Circulating Tumor Cells and Chemo
A typical cancerous tumor contains millions or even billions of cells harboring genetic mutations driving them to grow, divide, and invade the local tissue in which they’re embedded. However, as the cells proliferate, they don’t all stay in the neighborhood. Some cells slough off the edges of a tumor and are swept away by the bloodstream or lymphatic system. These so-called circulating tumor cells (CTCs) can remain loose in circulation, cluster together as they travel, or lodge themselves in new tissues. Whatever their path, their common origin means that CTCs hold information about a tumor, information that researchers think could be key to cancer diagnosis or treatment.
Cancer patients have only between 5 and 50 CTCs per teaspoon of blood, so their presence is dwarfed by blood cells. However, in the past decade emerging technologies have, for the first time, allowed the isolation of CTCs from patients’ blood samples. Some methods, among the first established, rely on the cells’ physical properties. When a blood sample settles or is spun in a centrifuge, red blood cells, white blood cells, and other components of blood separate into layers. Based on their buoyancy, CTCs can be found in the white blood cell fraction. Then, because CTCs are generally larger than white blood cells, a size-based filter can divide the cell types.
SOME FACTS:
- Everyone with cancer has CTCs!
- CTCs are NOT yet rapidly replicating
- Therefore CTCs are NOT killed by chemotherapy
- CTCs are ONLY kept dormant by a healthy immune system
- Chemotherapy and radiation greatly inhibit the immune system
- Therefore Chemotherapy and radiation greatly increase metastatic risk
CTCs Discovery
In 1869, pathologist Thomas Ashworth noticed some unusual cells in the blood of a patient who had died of cancer. The cells didn’t look like normal blood cells; instead, they were similar in appearance to those found in the numerous solid tumors present all over the patient’s body. Ashworth speculated that perhaps the cells were derived from the existing tumors, and could help explain the distribution of the patient’s multiple lesions (Australian Med J, 14:146-49, 1869).

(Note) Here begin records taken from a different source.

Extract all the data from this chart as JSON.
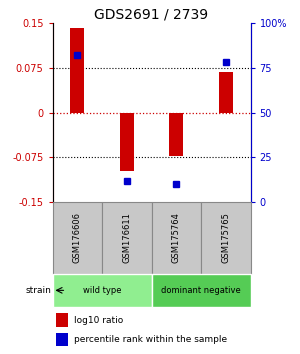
{
  "title": "GDS2691 / 2739",
  "samples": [
    "GSM176606",
    "GSM176611",
    "GSM175764",
    "GSM175765"
  ],
  "log10_ratio": [
    0.142,
    -0.098,
    -0.072,
    0.068
  ],
  "percentile_rank": [
    0.82,
    0.12,
    0.1,
    0.78
  ],
  "ylim": [
    -0.15,
    0.15
  ],
  "yticks_left": [
    -0.15,
    -0.075,
    0,
    0.075,
    0.15
  ],
  "yticks_right": [
    0,
    25,
    50,
    75,
    100
  ],
  "groups": [
    {
      "label": "wild type",
      "samples": [
        0,
        1
      ],
      "color": "#90EE90"
    },
    {
      "label": "dominant negative",
      "samples": [
        2,
        3
      ],
      "color": "#55CC55"
    }
  ],
  "bar_color": "#CC0000",
  "dot_color": "#0000CC",
  "zero_line_color": "#CC0000",
  "bg_color": "#FFFFFF",
  "label_color_left": "#CC0000",
  "label_color_right": "#0000CC",
  "title_fontsize": 10,
  "tick_fontsize": 7,
  "sample_fontsize": 6,
  "sample_box_color": "#C8C8C8",
  "sample_box_edge": "#888888"
}
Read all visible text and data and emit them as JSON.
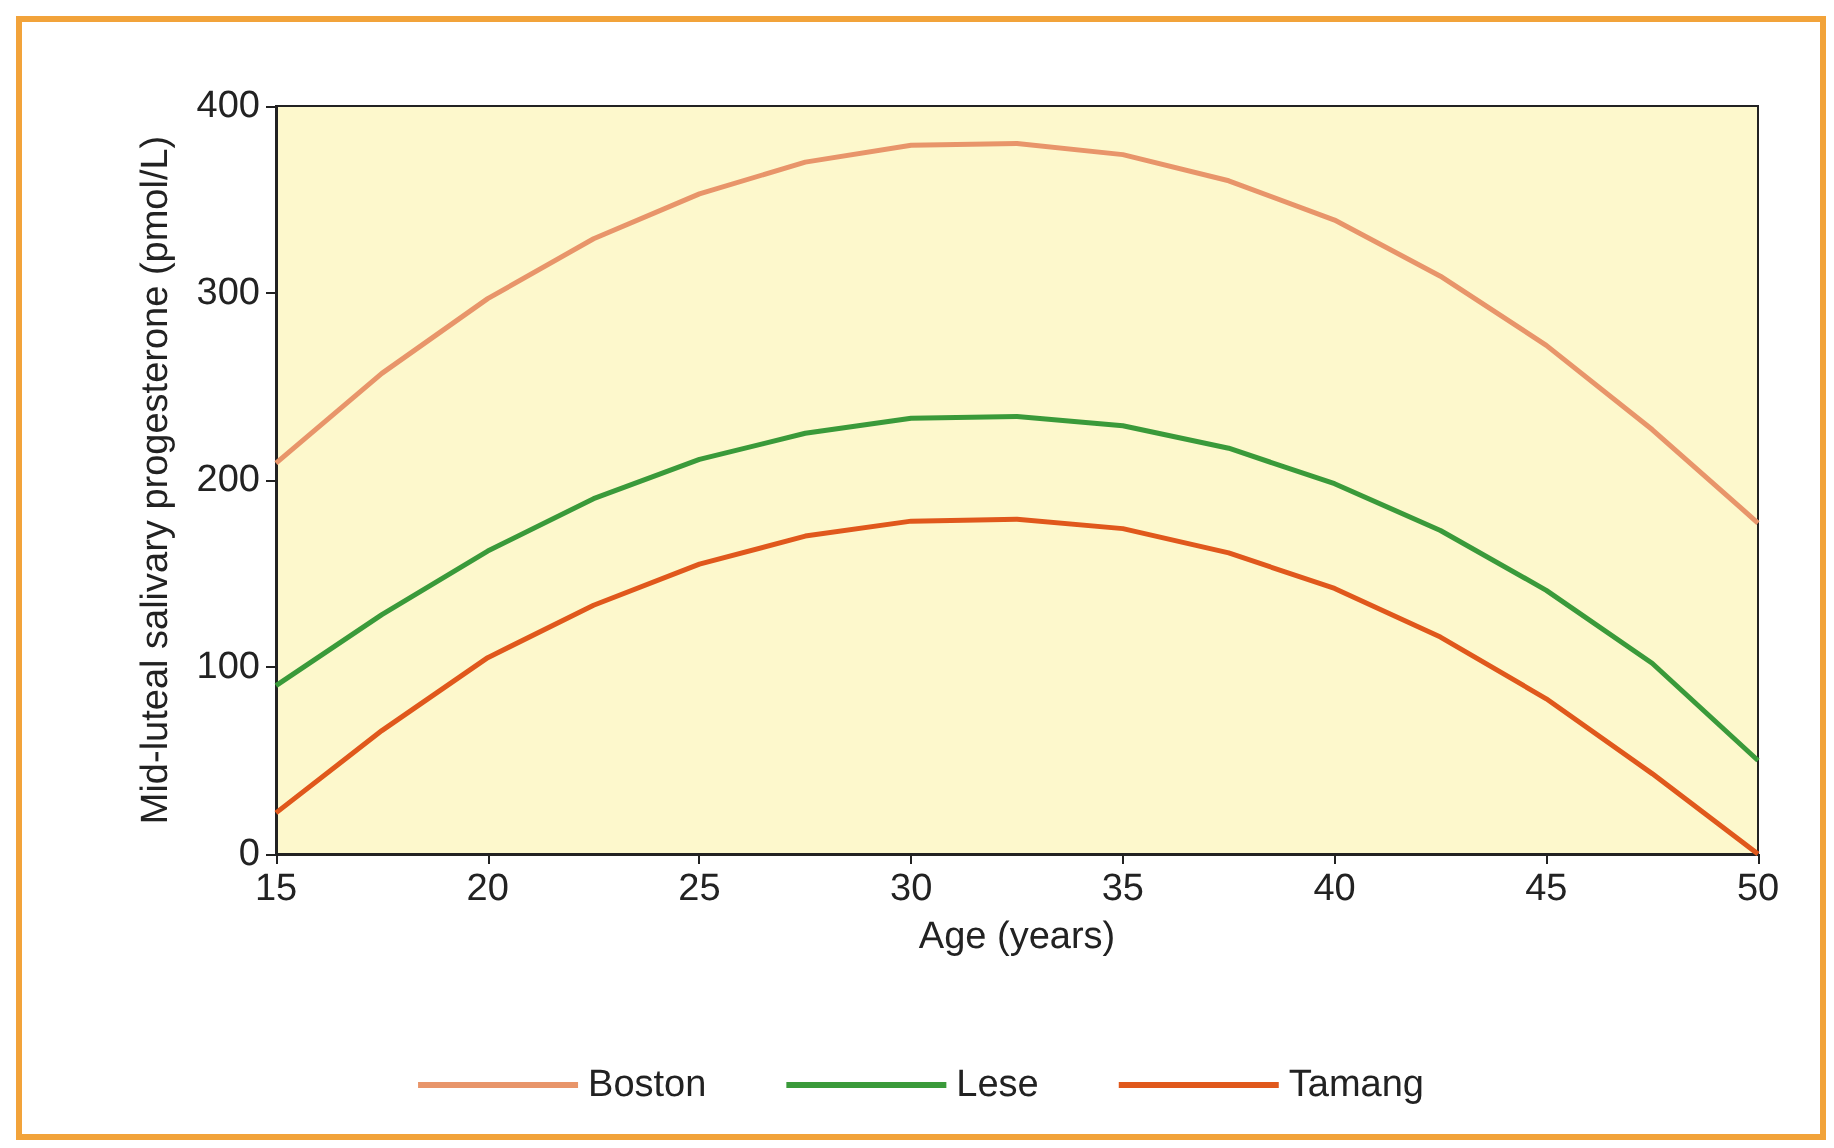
{
  "chart_data": {
    "type": "line",
    "xlabel": "Age (years)",
    "ylabel": "Mid-luteal salivary progesterone (pmol/L)",
    "x": [
      15,
      17.5,
      20,
      22.5,
      25,
      27.5,
      30,
      32.5,
      35,
      37.5,
      40,
      42.5,
      45,
      47.5,
      50
    ],
    "series": [
      {
        "name": "Boston",
        "color": "#e8956a",
        "values": [
          209,
          257,
          297,
          329,
          353,
          370,
          379,
          380,
          374,
          360,
          339,
          309,
          272,
          227,
          177
        ]
      },
      {
        "name": "Lese",
        "color": "#3a9a3a",
        "values": [
          90,
          128,
          162,
          190,
          211,
          225,
          233,
          234,
          229,
          217,
          198,
          173,
          141,
          102,
          50
        ]
      },
      {
        "name": "Tamang",
        "color": "#e0581c",
        "values": [
          22,
          66,
          105,
          133,
          155,
          170,
          178,
          179,
          174,
          161,
          142,
          116,
          83,
          43,
          0
        ]
      }
    ],
    "xlim": [
      15,
      50
    ],
    "xticks": [
      15,
      20,
      25,
      30,
      35,
      40,
      45,
      50
    ],
    "ylim": [
      0,
      400
    ],
    "yticks": [
      0,
      100,
      200,
      300,
      400
    ],
    "grid": false,
    "legend": "bottom",
    "marker": "none",
    "line_style": "solid"
  }
}
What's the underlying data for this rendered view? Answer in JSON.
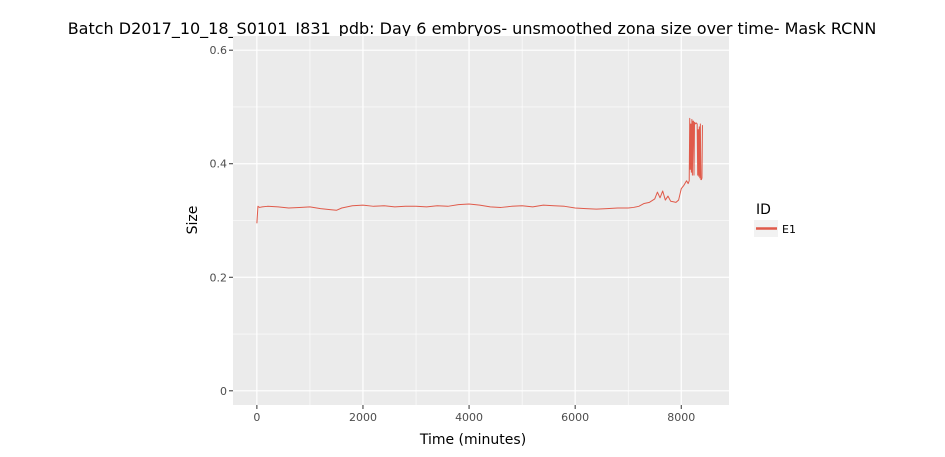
{
  "chart_data": {
    "type": "line",
    "title": "Batch D2017_10_18_S0101_I831_pdb: Day 6 embryos- unsmoothed zona size over time- Mask RCNN",
    "xlabel": "Time (minutes)",
    "ylabel": "Size",
    "xlim": [
      -450,
      8900
    ],
    "ylim": [
      -0.025,
      0.625
    ],
    "xticks": [
      0,
      2000,
      4000,
      6000,
      8000
    ],
    "xtick_labels": [
      "0",
      "2000",
      "4000",
      "6000",
      "8000"
    ],
    "yticks": [
      0,
      0.2,
      0.4,
      0.6
    ],
    "ytick_labels": [
      "0",
      "0.2",
      "0.4",
      "0.6"
    ],
    "grid": true,
    "legend": {
      "title": "ID",
      "position": "right"
    },
    "series": [
      {
        "name": "E1",
        "color": "#e05a4a",
        "x": [
          0,
          20,
          50,
          100,
          200,
          400,
          600,
          800,
          1000,
          1200,
          1400,
          1500,
          1600,
          1800,
          2000,
          2200,
          2400,
          2600,
          2800,
          3000,
          3200,
          3400,
          3600,
          3800,
          4000,
          4200,
          4400,
          4600,
          4800,
          5000,
          5200,
          5400,
          5600,
          5800,
          6000,
          6200,
          6400,
          6600,
          6800,
          7000,
          7100,
          7200,
          7300,
          7400,
          7500,
          7550,
          7600,
          7650,
          7700,
          7750,
          7800,
          7850,
          7900,
          7950,
          8000,
          8050,
          8100,
          8130,
          8150,
          8160,
          8170,
          8180,
          8190,
          8200,
          8210,
          8220,
          8230,
          8240,
          8250,
          8260,
          8280,
          8300,
          8310,
          8320,
          8330,
          8340,
          8350,
          8360,
          8370,
          8380,
          8390,
          8400
        ],
        "y": [
          0.295,
          0.325,
          0.323,
          0.324,
          0.325,
          0.324,
          0.322,
          0.323,
          0.324,
          0.321,
          0.319,
          0.318,
          0.322,
          0.326,
          0.327,
          0.325,
          0.326,
          0.324,
          0.325,
          0.325,
          0.324,
          0.326,
          0.325,
          0.328,
          0.329,
          0.327,
          0.324,
          0.323,
          0.325,
          0.326,
          0.324,
          0.327,
          0.326,
          0.325,
          0.322,
          0.321,
          0.32,
          0.321,
          0.322,
          0.322,
          0.323,
          0.325,
          0.33,
          0.332,
          0.338,
          0.35,
          0.34,
          0.352,
          0.336,
          0.343,
          0.334,
          0.333,
          0.332,
          0.336,
          0.356,
          0.362,
          0.37,
          0.365,
          0.37,
          0.48,
          0.39,
          0.47,
          0.385,
          0.478,
          0.38,
          0.475,
          0.475,
          0.38,
          0.473,
          0.47,
          0.472,
          0.47,
          0.38,
          0.46,
          0.378,
          0.465,
          0.375,
          0.47,
          0.372,
          0.372,
          0.375,
          0.468
        ]
      }
    ]
  }
}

Scientists now believe that these so-called circulating tumor cells (CTCs) play a key role in metastasis. Because CTCs can be obtained through routine blood draws—a procedure that is much easier and less invasive than a tumor biopsy, making it amenable to repetition—many scientists are hopeful that the cells could be used to detect cancer and metastases at an early stage. CTCs could also help doctors plot the molecular signature of an individual’s tumor over time, monitor a tumor’s responsiveness to therapy, and identify targets for the development of personalized therapies.

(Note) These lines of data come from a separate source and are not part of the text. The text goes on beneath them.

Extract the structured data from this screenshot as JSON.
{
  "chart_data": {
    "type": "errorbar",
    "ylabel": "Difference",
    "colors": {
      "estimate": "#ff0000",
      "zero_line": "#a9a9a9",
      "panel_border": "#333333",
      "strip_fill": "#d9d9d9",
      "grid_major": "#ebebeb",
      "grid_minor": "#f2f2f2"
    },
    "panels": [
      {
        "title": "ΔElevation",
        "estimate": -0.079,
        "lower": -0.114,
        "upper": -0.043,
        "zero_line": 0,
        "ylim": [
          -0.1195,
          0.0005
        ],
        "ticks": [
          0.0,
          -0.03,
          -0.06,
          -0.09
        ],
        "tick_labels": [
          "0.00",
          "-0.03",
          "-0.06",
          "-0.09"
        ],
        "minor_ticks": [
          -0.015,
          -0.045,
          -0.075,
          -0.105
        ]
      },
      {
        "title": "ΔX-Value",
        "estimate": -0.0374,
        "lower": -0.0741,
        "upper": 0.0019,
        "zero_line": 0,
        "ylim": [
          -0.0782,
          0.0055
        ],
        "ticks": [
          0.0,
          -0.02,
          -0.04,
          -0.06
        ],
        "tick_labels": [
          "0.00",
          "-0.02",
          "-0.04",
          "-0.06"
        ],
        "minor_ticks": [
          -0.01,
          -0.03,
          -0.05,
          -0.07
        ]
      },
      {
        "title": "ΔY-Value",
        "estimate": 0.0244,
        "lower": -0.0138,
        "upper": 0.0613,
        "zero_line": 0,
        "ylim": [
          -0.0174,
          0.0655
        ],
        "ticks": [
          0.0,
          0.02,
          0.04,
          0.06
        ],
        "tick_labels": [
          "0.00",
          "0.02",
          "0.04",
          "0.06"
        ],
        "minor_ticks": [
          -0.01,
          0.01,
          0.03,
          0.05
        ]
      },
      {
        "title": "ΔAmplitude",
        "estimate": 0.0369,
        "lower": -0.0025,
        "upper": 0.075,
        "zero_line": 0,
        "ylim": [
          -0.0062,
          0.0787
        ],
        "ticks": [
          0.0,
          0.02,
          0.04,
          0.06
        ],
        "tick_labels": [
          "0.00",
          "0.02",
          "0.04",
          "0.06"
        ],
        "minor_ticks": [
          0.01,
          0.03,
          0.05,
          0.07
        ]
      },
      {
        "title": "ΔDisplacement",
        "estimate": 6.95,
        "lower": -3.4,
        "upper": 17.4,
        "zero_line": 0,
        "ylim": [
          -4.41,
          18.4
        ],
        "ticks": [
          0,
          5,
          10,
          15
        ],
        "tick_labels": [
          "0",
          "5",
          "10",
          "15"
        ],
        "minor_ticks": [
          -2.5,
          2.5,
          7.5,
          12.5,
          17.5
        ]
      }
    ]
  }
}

Why they are IGNORED by standard Oncology
However, pharmaceutical research is driven by money. Since the main medical cancer therapies (chemotherapy and radiation) do NOT kill CTCs, the chance of cancer metastasis following chemo and/or radiation greatly increases!
Let's think about it - standard oncology makes their money selling therapies that may kill cancer cells but actually protect circulating tumor cells, setting the patient up for cancer to "come back with a vengeance" within a short period of time. Addressing CTCs may greatly disrupt money flow from standard therapies!

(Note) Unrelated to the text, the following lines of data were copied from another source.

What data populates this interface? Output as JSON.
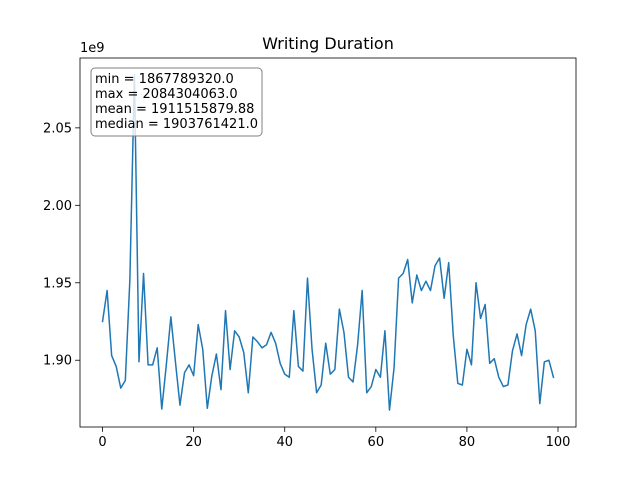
{
  "chart_data": {
    "type": "line",
    "title": "Writing Duration",
    "xlabel": "",
    "ylabel": "",
    "y_offset_label": "1e9",
    "xlim": [
      -4.95,
      103.95
    ],
    "ylim": [
      1856900000.0,
      2095100000.0
    ],
    "x_ticks": [
      0,
      20,
      40,
      60,
      80,
      100
    ],
    "x_tick_labels": [
      "0",
      "20",
      "40",
      "60",
      "80",
      "100"
    ],
    "y_ticks": [
      1900000000.0,
      1950000000.0,
      2000000000.0,
      2050000000.0
    ],
    "y_tick_labels": [
      "1.90",
      "1.95",
      "2.00",
      "2.05"
    ],
    "grid": false,
    "line_color": "#1f77b4",
    "stats_box": {
      "placement": "top-left",
      "lines": [
        "min = 1867789320.0",
        "max = 2084304063.0",
        "mean = 1911515879.88",
        "median = 1903761421.0"
      ]
    },
    "series": [
      {
        "x": [
          0,
          1,
          2,
          3,
          4,
          5,
          6,
          7,
          8,
          9,
          10,
          11,
          12,
          13,
          14,
          15,
          16,
          17,
          18,
          19,
          20,
          21,
          22,
          23,
          24,
          25,
          26,
          27,
          28,
          29,
          30,
          31,
          32,
          33,
          34,
          35,
          36,
          37,
          38,
          39,
          40,
          41,
          42,
          43,
          44,
          45,
          46,
          47,
          48,
          49,
          50,
          51,
          52,
          53,
          54,
          55,
          56,
          57,
          58,
          59,
          60,
          61,
          62,
          63,
          64,
          65,
          66,
          67,
          68,
          69,
          70,
          71,
          72,
          73,
          74,
          75,
          76,
          77,
          78,
          79,
          80,
          81,
          82,
          83,
          84,
          85,
          86,
          87,
          88,
          89,
          90,
          91,
          92,
          93,
          94,
          95,
          96,
          97,
          98,
          99
        ],
        "values": [
          1925000000.0,
          1945000000.0,
          1903000000.0,
          1896000000.0,
          1882000000.0,
          1887000000.0,
          1952000000.0,
          2084300000.0,
          1899000000.0,
          1956000000.0,
          1897000000.0,
          1897000000.0,
          1908000000.0,
          1868500000.0,
          1897000000.0,
          1928000000.0,
          1899000000.0,
          1871000000.0,
          1892000000.0,
          1897000000.0,
          1890000000.0,
          1923000000.0,
          1907000000.0,
          1869000000.0,
          1890000000.0,
          1904000000.0,
          1881000000.0,
          1932000000.0,
          1894000000.0,
          1919000000.0,
          1915000000.0,
          1905000000.0,
          1879000000.0,
          1915000000.0,
          1912000000.0,
          1908000000.0,
          1910000000.0,
          1918000000.0,
          1911000000.0,
          1898000000.0,
          1891000000.0,
          1889000000.0,
          1932000000.0,
          1896000000.0,
          1893000000.0,
          1953000000.0,
          1907000000.0,
          1879000000.0,
          1884000000.0,
          1911000000.0,
          1891000000.0,
          1894000000.0,
          1933000000.0,
          1918000000.0,
          1889000000.0,
          1886000000.0,
          1910000000.0,
          1945000000.0,
          1879000000.0,
          1883000000.0,
          1894000000.0,
          1889000000.0,
          1919000000.0,
          1867800000.0,
          1895000000.0,
          1953000000.0,
          1956000000.0,
          1965000000.0,
          1937000000.0,
          1955000000.0,
          1945000000.0,
          1951000000.0,
          1945000000.0,
          1961000000.0,
          1966000000.0,
          1940000000.0,
          1963000000.0,
          1916000000.0,
          1885000000.0,
          1884000000.0,
          1907000000.0,
          1897000000.0,
          1950000000.0,
          1927000000.0,
          1936000000.0,
          1898000000.0,
          1901000000.0,
          1889000000.0,
          1883000000.0,
          1884000000.0,
          1906000000.0,
          1917000000.0,
          1903000000.0,
          1923000000.0,
          1933000000.0,
          1919000000.0,
          1872000000.0,
          1899000000.0,
          1900000000.0,
          1889000000.0
        ]
      }
    ]
  }
}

A recent University of Michigan study stated that, "This study confirms the prognostic significance of CTCs in patients with MBC receiving first-line chemotherapy. For patients with persistently increased CTCs after 21 days of first-line chemotherapy, early switching to an alternate cytotoxic therapy was not effective in prolonging OS. For this population, there is a need for more effective treatment than standard chemotherapy." They suggest that for many cancer patients, there is even an INCREASE in CTCs following chemotherapy! For these the study goes on to suggest that there may be a "need for more effective treatment than standard chemotherapy."